At its best, the latter is what advertising aspires to do. Why hack a person when you can hack a community, a culture, a generation? But day to day, you’ll mostly be working to effect change within systems. This will show you how.
5. inGenius: A Crash Course on Creativity by Tina Seelig
Seelig distills what she teaches in her Stanford University course on creativity. Generally speaking, it’s best to remember that creativity is a subjective process that will vary from person to person. But advertising is the economic exploitation of creativity, usually on ridiculous deadlines, so it’s best to garner all the tools you can get to jumpstart that fickle spark.
In this, Seelig does well (and if you don’t believe her, trust her case studies). She cites how knowledge, attitude and imagination help arm you internally. She describes how, externally, you can draw from your environment, culture and whatever resources are available.

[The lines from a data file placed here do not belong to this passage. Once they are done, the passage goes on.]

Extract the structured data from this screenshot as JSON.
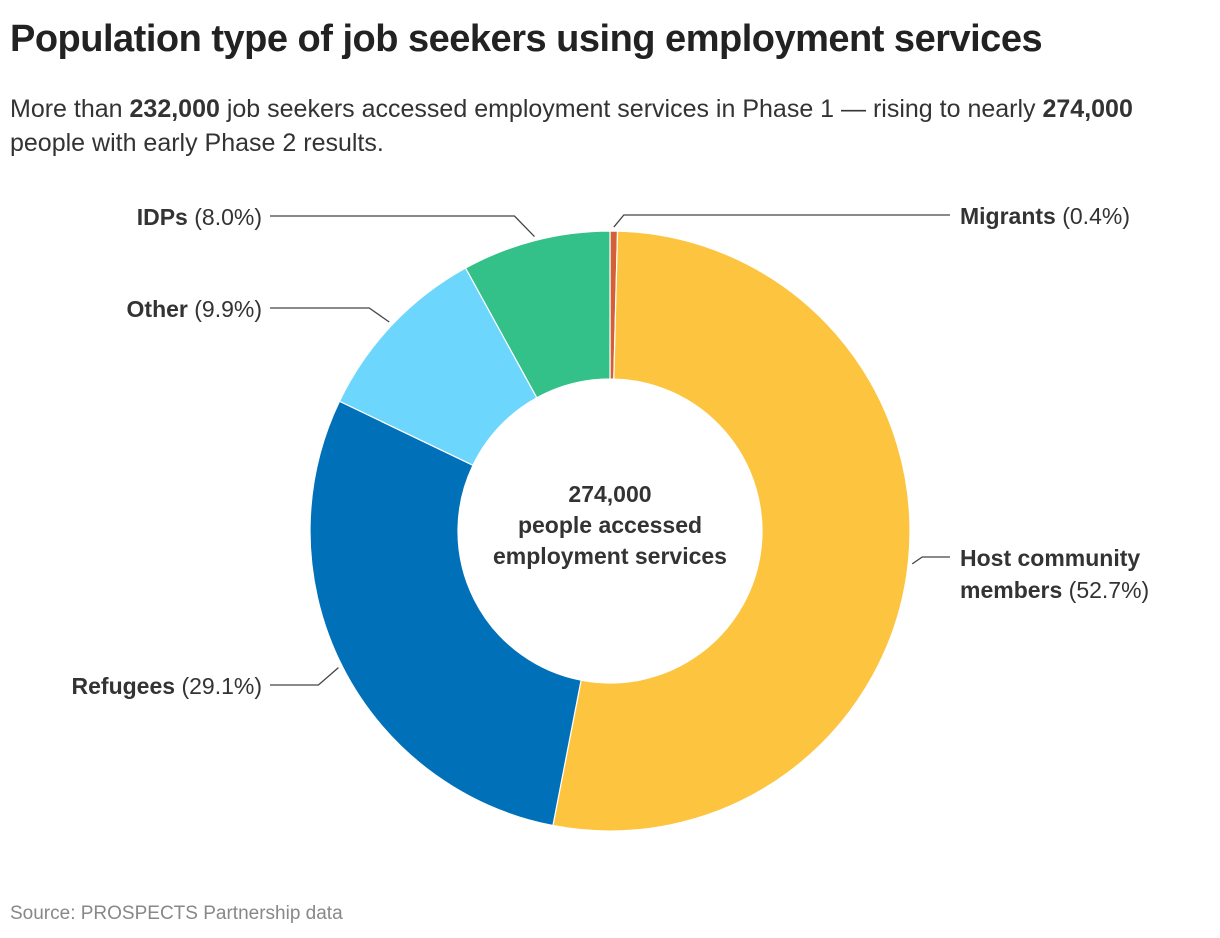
{
  "title": "Population type of job seekers using employment services",
  "subtitle": {
    "part1": "More than ",
    "bold1": "232,000",
    "part2": " job seekers accessed employment services in Phase 1 — rising to nearly ",
    "bold2": "274,000",
    "part3": " people with early Phase 2 results."
  },
  "source": "Source: PROSPECTS Partnership data",
  "chart_data": {
    "type": "pie",
    "variant": "donut",
    "center_label": [
      "274,000",
      "people accessed",
      "employment services"
    ],
    "slices": [
      {
        "name": "Migrants",
        "value": 0.4,
        "label": "(0.4%)",
        "color": "#d4603a"
      },
      {
        "name": "Host community members",
        "name_lines": [
          "Host community",
          "members"
        ],
        "value": 52.7,
        "label": "(52.7%)",
        "color": "#fcc43f"
      },
      {
        "name": "Refugees",
        "value": 29.1,
        "label": "(29.1%)",
        "color": "#0070b8"
      },
      {
        "name": "Other",
        "value": 9.9,
        "label": "(9.9%)",
        "color": "#6dd6fd"
      },
      {
        "name": "IDPs",
        "value": 8.0,
        "label": "(8.0%)",
        "color": "#33c189"
      }
    ]
  }
}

As mentioned, this list is just a primer—one meant to kick-start a journey, not dictate one. Honorable mentions include Christopher Alexander’s The Timeless Way of Building, which is actually about architectural techniques that get people to use buildings as designers intend. It’s massively popular in software design, and deserves a spot on any ad thinker’s shelf.
Good for Business, by authors Andrew Benett, Cavas Gobhai, Ann O’Reilly and Greg Welch, details the rise of the conscious corporation (handy work for avoiding a Pepsi snafu). And there’s Generation Creation, written by me, Bill Green and Darryl Ohrt—which addresses a range of creativity, agency and advertising challenges from the perspectives of three different people. (Sometimes we don’t agree, and that’s important too.)
Ready? Cool. Fire up your Amazon, get out there and raise Whipple.